The amendments proposed by Weigand largely drew from talking points from the investigation of the 2020 presidential election by Michael Gableman, including a review of votes cast in nursing homes and reviewing the use of absentee drop boxes. All six amendments Weigand introduced were shot down by the board.
Another issue that Weigand brought up at that meeting was the use of nonprofit money to help run elections.

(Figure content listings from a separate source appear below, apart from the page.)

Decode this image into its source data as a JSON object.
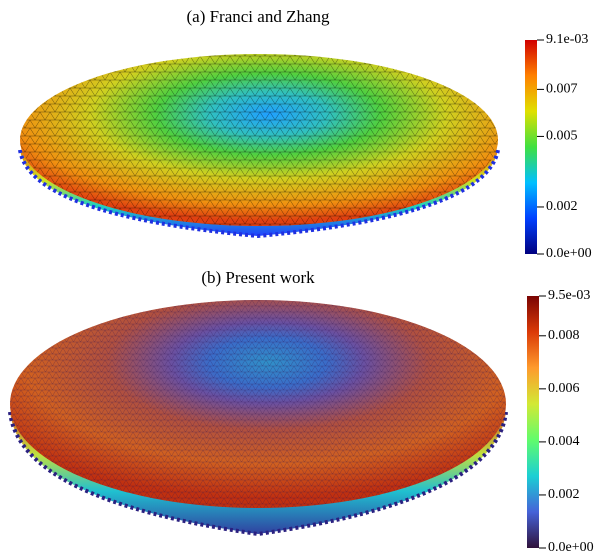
{
  "panels": [
    {
      "title": "(a) Franci and Zhang",
      "colormap": [
        "#00007f",
        "#0040ff",
        "#00c0ff",
        "#40e040",
        "#e0e000",
        "#ff8000",
        "#d00000"
      ],
      "ticks": [
        {
          "value": 0,
          "label": "0.0e+00"
        },
        0.002,
        0.005,
        0.007,
        {
          "value": 0.0091,
          "label": "9.1e-03"
        }
      ]
    },
    {
      "title": "(b) Present work",
      "colormap": [
        "#30123b",
        "#4662d8",
        "#1bcfd4",
        "#61fc6c",
        "#d2e935",
        "#fe9b2d",
        "#db3a07",
        "#7a0403"
      ],
      "ticks": [
        {
          "value": 0,
          "label": "0.0e+00"
        },
        0.002,
        0.004,
        0.006,
        0.008,
        {
          "value": 0.0095,
          "label": "9.5e-03"
        }
      ]
    }
  ]
}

“I hope that we can all understand and appreciate that our elections can and should be done by our government, and that they should not be run by people with deep pockets. And when you have groups, like the Center for Tech and Civil Life who have deep pockets, I hope that we can all agree that our elections, from a security perspective, and an accuracy perspective, and mitigating outside influence, they should be run by our governments. And our governments should be free from the influence of outside organizations, especially those organizations that have deep pockets that might have an interest in swaying an election one way or another,” Weigand says.
The use of grant money to help run the 2020 election has been repeatedly defended by federal judges.
Michalak says that, if elected, he would represent everyone in his district, no matter what political party they align with.
“I believe my current supervisor has been a rubber stamp for the Republican party. He has introduced legislation that is word-for-word verbatim with what the Wisconsin GOP has done, and what the Wisconsin State Legislature has done. That’s not the position that he’s in. He is a Dane County Board Supervisor, a nonpartisan position. I’ve introduced things like a new farmer’s market, bolstering new home growth, these are things that are nonpartisan issues that I think both Republicans, Democrats, etc. can all get behind,” Michalak says.
The 2022 spring election takes place on April 5th.